Bank Dunia didukung oleh Pemerintah Australia bekerja sama dengan majalah Femina menyelenggarakan webinar yang bertajuk “Investasi pada Pengasuhan Anak: Mendorong Kebijakan untuk Mendukung Partisipasi Perempuan dalam Angkatan Kerja” untuk menyerukan para pemangku kepentingan melakukan tindakan nyata dalam mendukung fasilitas pengasuhan anak.
Webinar ini menggali bagaimana investasi multi-sektoral dalam pengasuhan anak dapat mendukung partisipasi perempuan di bidang ekonomi. Sebagai salah satu side event resmi G20 dari Kementerian Pemberdayaan Perempuan dan Perlindungan Anak (Kemen PPPA), webinar ini mengangkat pentingnya investasi pada pengasuhan anak sebagai salah satu cara untuk meningkatkan partisipasi perempuan dalam angkatan kerja.
Guna mendukung hal tersebut, berbagai rekomendasi investasi didiskusikan pada webinar ini, termasuk mendorong pemerintah, sektor swasta dan komunitas untuk berinvestasi pada pengasuhan anak. Hal ini termasuk, namun tidak terbatas pada perubahan regulasi pemerintah terkait cuti melahirkan – baik untuk ibu maupun ayah; implementasi kebijakan tempat kerja yang inklusif di perusahaan, seperti fleksibilitas waktu kerja atau kerja paruh waktu; serta penyediaan pilihan fasilitas pengasuhan anak untuk membuka kesempatan bagi perempuan memasuki dan tetap menjadi bagian dari angkatan kerja.
Dalam pidatonya, Menteri Pemberdayaan Perempuan dan Perlindungan Anak I Gusti Bintang Ayu Darmawati menggarisbawahi bahwa semua pihak dan sektor pembangunan perlu bekerja sama untuk meningkatkan partisipasi perempuan dalam angkatan kerja, termasuk berinvestasi pada ekosistem layanan pendidikan anak usia dini dan pengasuhan anak yang inklusif, universal dan berkualitas tinggi. “Tujuan bersama ini mungkin membutuhkan waktu yang lama untuk dapat dicapai, namun bukan hal yang mustahil untuk kita wujudkan dengan kita bekerja sama, perempuan berdaya, anak terlindungi, Indonesia maju,” ungkapnya.

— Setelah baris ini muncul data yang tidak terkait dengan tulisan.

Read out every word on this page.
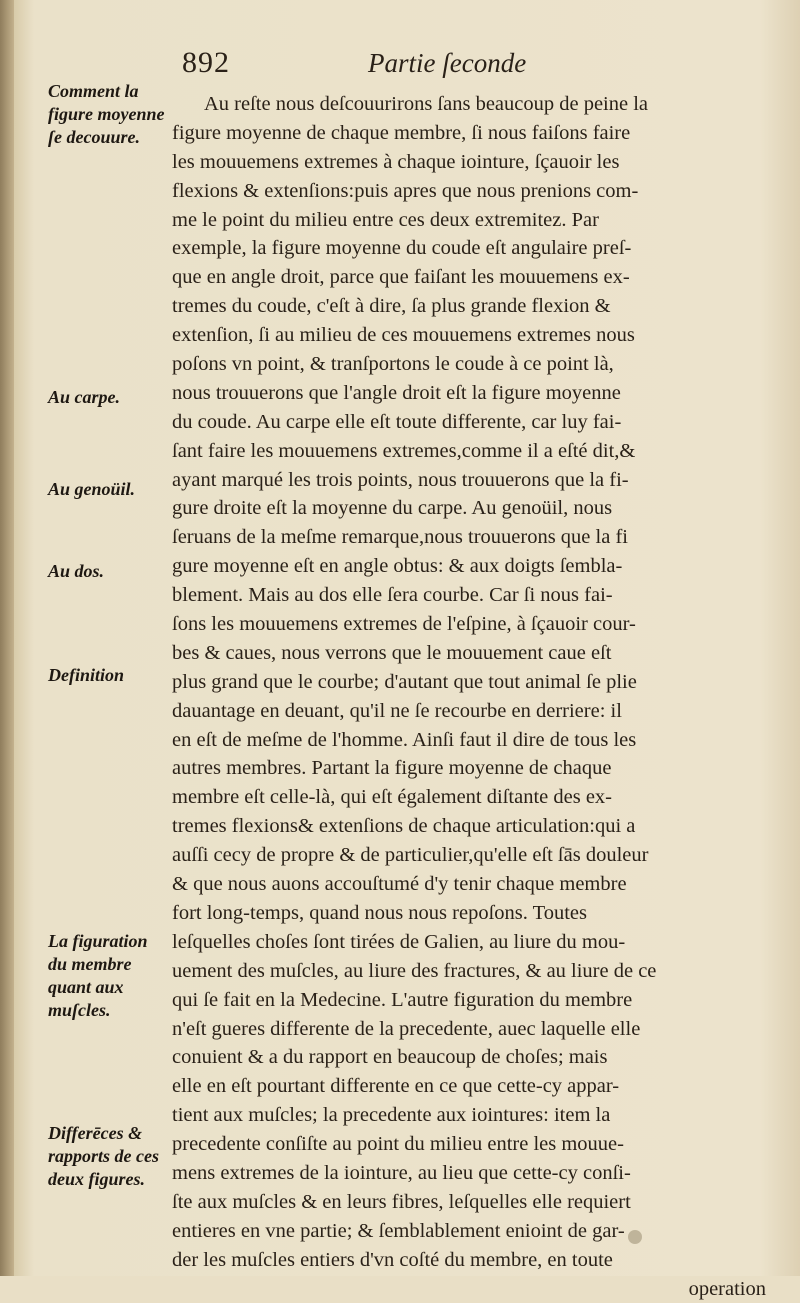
892	Partie ſeconde
Comment la figure moyenne ſe decouure.
Au carpe.
Au genoüil.
Au dos.
Definition
La figuration du membre quant aux muſcles.
Differēces & rapports de ces deux figures.
Au reſte nous deſcouurirons ſans beaucoup de peine la
figure moyenne de chaque membre, ſi nous faiſons faire
les mouuemens extremes à chaque iointure, ſçauoir les
flexions & extenſions:puis apres que nous prenions com-
me le point du milieu entre ces deux extremitez. Par
exemple, la figure moyenne du coude eſt angulaire preſ-
que en angle droit, parce que faiſant les mouuemens ex-
tremes du coude, c'eſt à dire, ſa plus grande flexion &
extenſion, ſi au milieu de ces mouuemens extremes nous
poſons vn point, & tranſportons le coude à ce point là,
nous trouuerons que l'angle droit eſt la figure moyenne
du coude. Au carpe elle eſt toute differente, car luy fai-
ſant faire les mouuemens extremes,comme il a eſté dit,&
ayant marqué les trois points, nous trouuerons que la fi-
gure droite eſt la moyenne du carpe. Au genoüil, nous
ſeruans de la meſme remarque,nous trouuerons que la fi
gure moyenne eſt en angle obtus: & aux doigts ſembla-
blement. Mais au dos elle ſera courbe. Car ſi nous fai-
ſons les mouuemens extremes de l'eſpine, à ſçauoir cour-
bes & caues, nous verrons que le mouuement caue eſt
plus grand que le courbe; d'autant que tout animal ſe plie
dauantage en deuant, qu'il ne ſe recourbe en derriere: il
en eſt de meſme de l'homme. Ainſi faut il dire de tous les
autres membres. Partant la figure moyenne de chaque
membre eſt celle-là, qui eſt également diſtante des ex-
tremes flexions& extenſions de chaque articulation:qui a
auſſi cecy de propre & de particulier,qu'elle eſt ſās douleur
& que nous auons accouſtumé d'y tenir chaque membre
fort long-temps, quand nous nous repoſons. Toutes
leſquelles choſes ſont tirées de Galien, au liure du mou-
uement des muſcles, au liure des fractures, & au liure de ce
qui ſe fait en la Medecine. L'autre figuration du membre
n'eſt gueres differente de la precedente, auec laquelle elle
conuient & a du rapport en beaucoup de choſes; mais
elle en eſt pourtant differente en ce que cette-cy appar-
tient aux muſcles; la precedente aux iointures: item la
precedente conſiſte au point du milieu entre les mouue-
mens extremes de la iointure, au lieu que cette-cy conſi-
ſte aux muſcles & en leurs fibres, leſquelles elle requiert
entieres en vne partie; & ſemblablement enioint de gar-
der les muſcles entiers d'vn coſté du membre, en toute
operation
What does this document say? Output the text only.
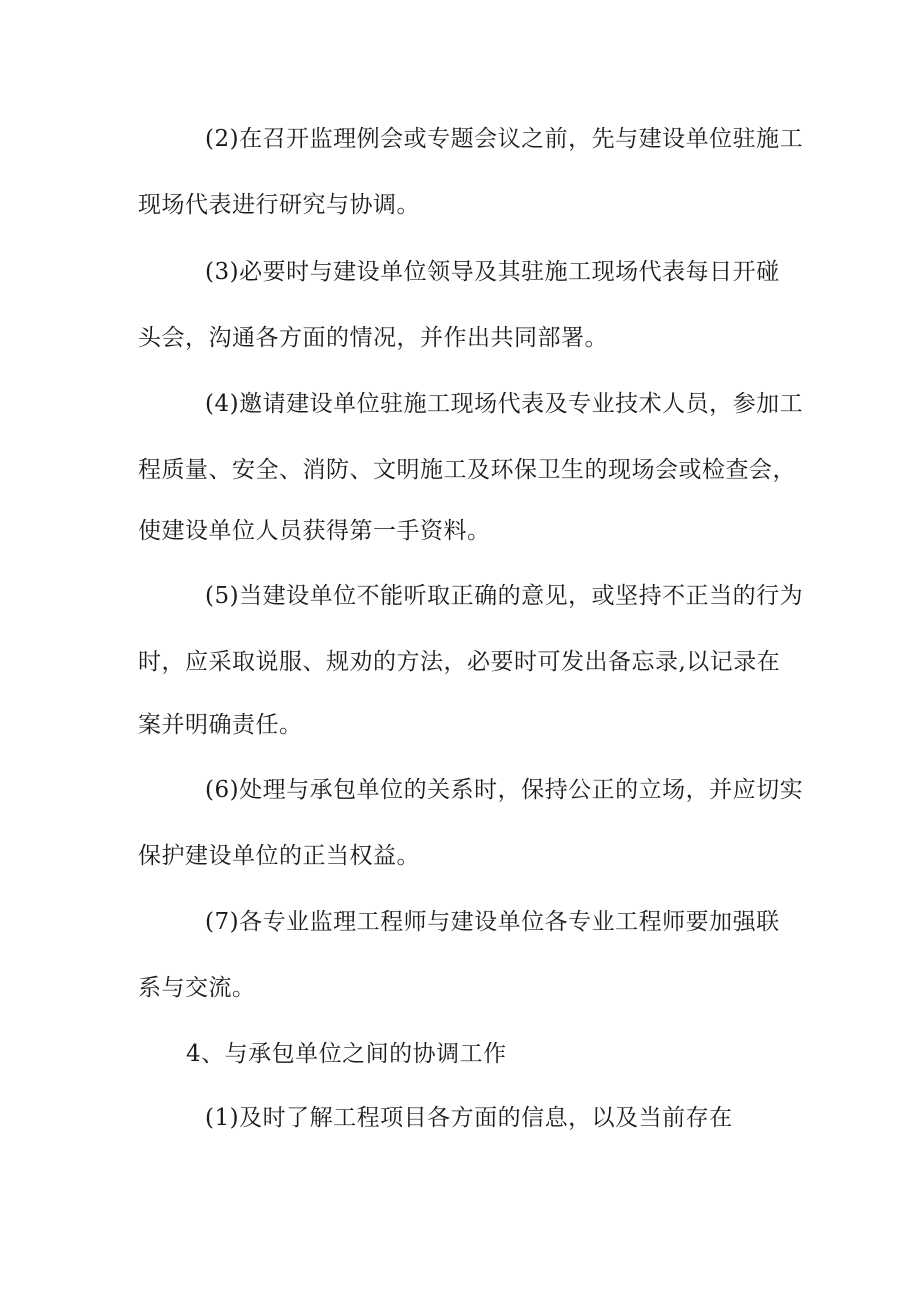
(2)在召开监理例会或专题会议之前，先与建设单位驻施工

现场代表进行研究与协调。

(3)必要时与建设单位领导及其驻施工现场代表每日开碰

头会，沟通各方面的情况，并作出共同部署。

(4)邀请建设单位驻施工现场代表及专业技术人员，参加工

程质量、安全、消防、文明施工及环保卫生的现场会或检查会，

使建设单位人员获得第一手资料。

(5)当建设单位不能听取正确的意见，或坚持不正当的行为

时，应采取说服、规劝的方法，必要时可发出备忘录,以记录在

案并明确责任。

(6)处理与承包单位的关系时，保持公正的立场，并应切实

保护建设单位的正当权益。

(7)各专业监理工程师与建设单位各专业工程师要加强联

系与交流。

4、与承包单位之间的协调工作

(1)及时了解工程项目各方面的信息，以及当前存在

“Dengan mengarusutamakan lebih jauh pengasuhan anak sebagai isu kebijakan publik, kita dapat bersama-sama membahas kebutuhan terkait pengasuhan anak bagi keluarga Indonesia, serta tetap terus berupaya mengatasi isu-isu lain yang menghambat partisipasi perempuan dalam dunia kerja,” kata Satu Kahkonen, Kepala Perwakilan Bank Dunia untuk Indonesia dan Timor Leste dalam sambutannya. “Kita perlu memadukan upaya berbagai pemangku kepentingan di semua tingkatan pemerintah maupun aktor penting lainnya termasuk perusahaan, pekerja terkait upaya perawatan (care workers), dan penyedia fasilitas pengasuhan anak untuk
mengembangkan solusi bagi semua pihak. Ada peranan yang dapat dilakukan oleh kebijakan publik dalam mengembangkan peraturan, dan untuk seluruh pemangku kepentingan bekerja sama dalam mengembangkan potensi di sektor ini.”

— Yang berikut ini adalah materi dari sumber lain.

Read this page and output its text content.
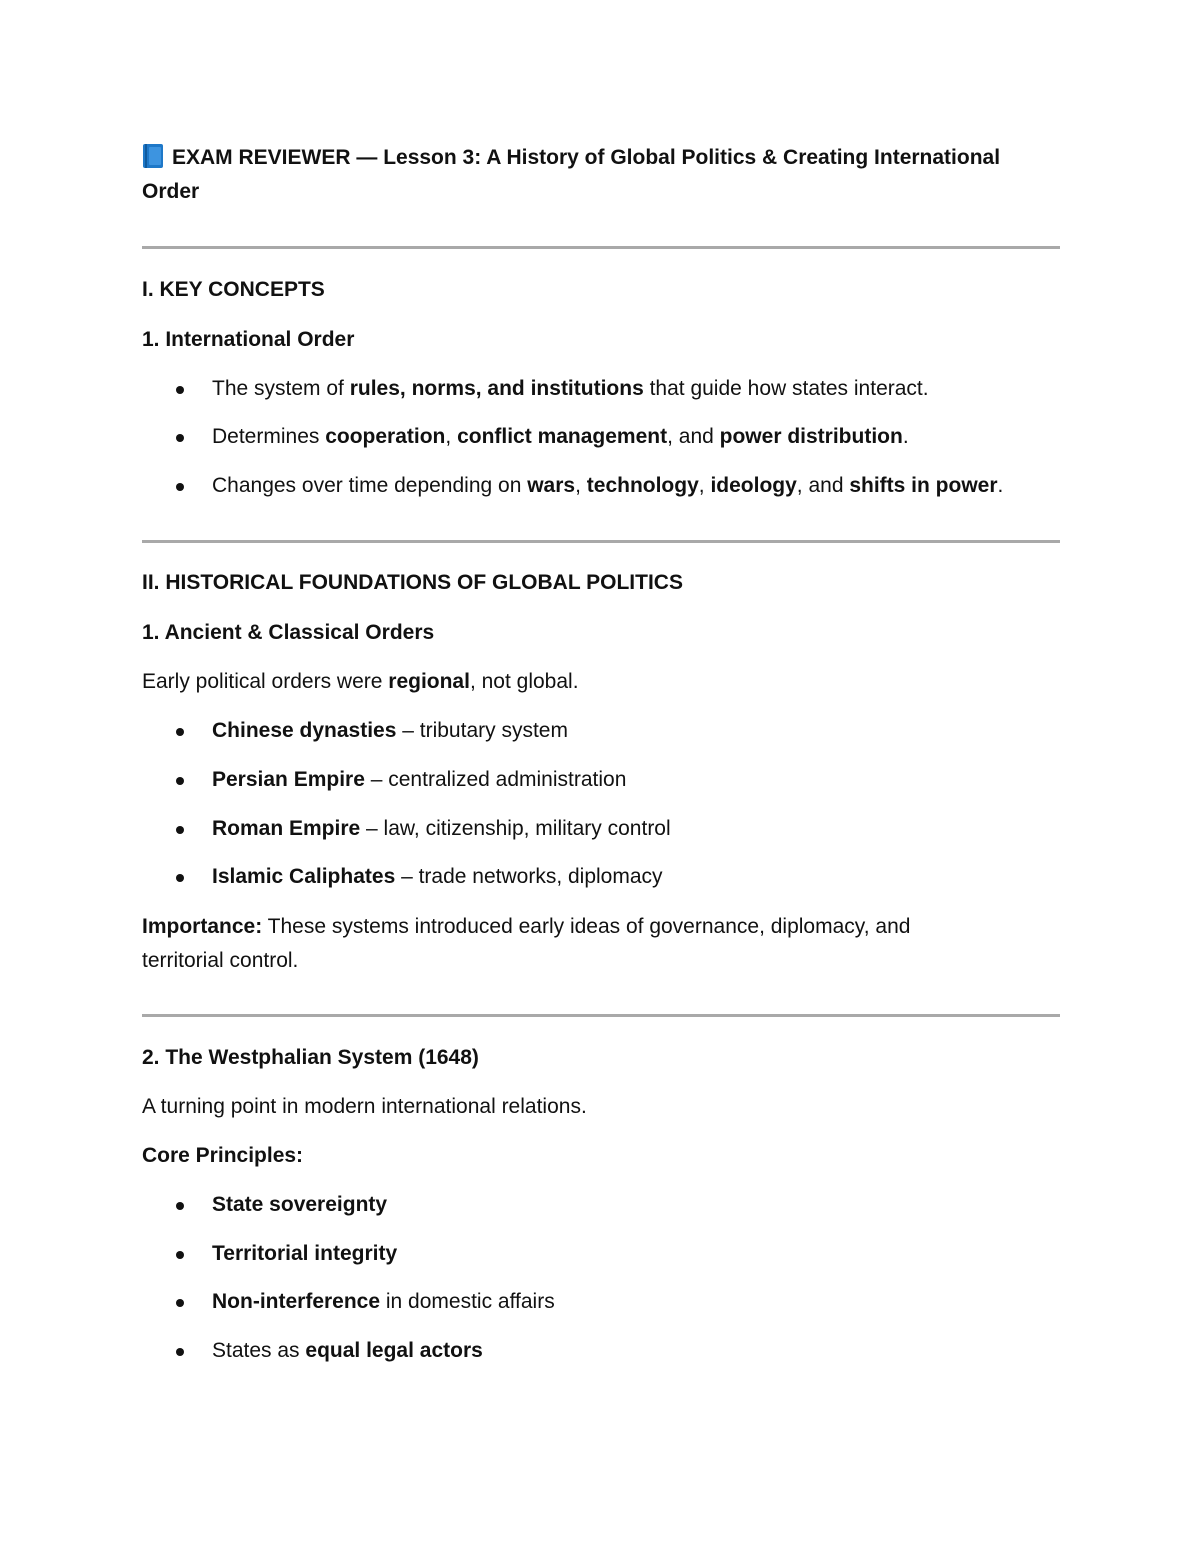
EXAM REVIEWER — Lesson 3: A History of Global Politics & Creating International Order
I. KEY CONCEPTS
1. International Order
The system of rules, norms, and institutions that guide how states interact.
Determines cooperation, conflict management, and power distribution.
Changes over time depending on wars, technology, ideology, and shifts in power.
II. HISTORICAL FOUNDATIONS OF GLOBAL POLITICS
1. Ancient & Classical Orders
Early political orders were regional, not global.
Chinese dynasties – tributary system
Persian Empire – centralized administration
Roman Empire – law, citizenship, military control
Islamic Caliphates – trade networks, diplomacy
Importance: These systems introduced early ideas of governance, diplomacy, and
territorial control.
2. The Westphalian System (1648)
A turning point in modern international relations.
Core Principles:
State sovereignty
Territorial integrity
Non-interference in domestic affairs
States as equal legal actors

Analisis Bank Dunia pada tahun 2019 yang dipresentasikan pada webinar ini menunjukan bahwa tersedianya tambahan fasilitas pendidikan anak usia dini (PAUD) per 1.000 anak di kabupaten/ kota akan meningkatkan partisipasi perempuan dalam angkatan kerja di Indonesia sebesar 11- 13 persen. Oleh sebab itu, pemberian akses yang lebih baik bagi keluarga kepada pengasuhan anak yang dapat dipercaya adalah pilihan kebijakan yang baik untuk Indonesia. Hal ini dapat dicapai dengan berinvestasi pada keseluruhan sektor ekonomi perawatan – seperti melatih pekerja perawat/ pengasuh (care workers), meningkatkan standar layanan dan pengawasan penyediaan fasilitas pengasuhan, dan melakukan kampanye untuk mempromosikan potensi manfaat pengasuhan anak bagi anak-anak, perempuan dan keluarga.
Berbagai upaya telah dilakukan pemerintah untuk meningkatkan satuan Pendidikan Anak Usia Dini (PAUD). Dalam sesi diskusi, Komalasari, Plt. Direktur Pendidikan Anak Usia Dini, Kementerian Pendidikan, Kebudayaan, Riset dan Teknologi mengatakan bahwa dengan telah ditetapkannya standar pencapaian perkembangan anak usia dini, maka anak yang masuk ke PAUD akan mendapatkan stimulasi dalam proses pembelajaran yang mereka terima untuk meraih pencapaian yang sesuai dengan perkembangan anak. “Satuan PAUD pada intinya adalah mitra dalam tumbuh kembang anak, khususnya bagi perempuan yang ingin bekerja dan mewujudkan partisipasi mereka untuk bisa produktif secara ekonomi,” tutupnya.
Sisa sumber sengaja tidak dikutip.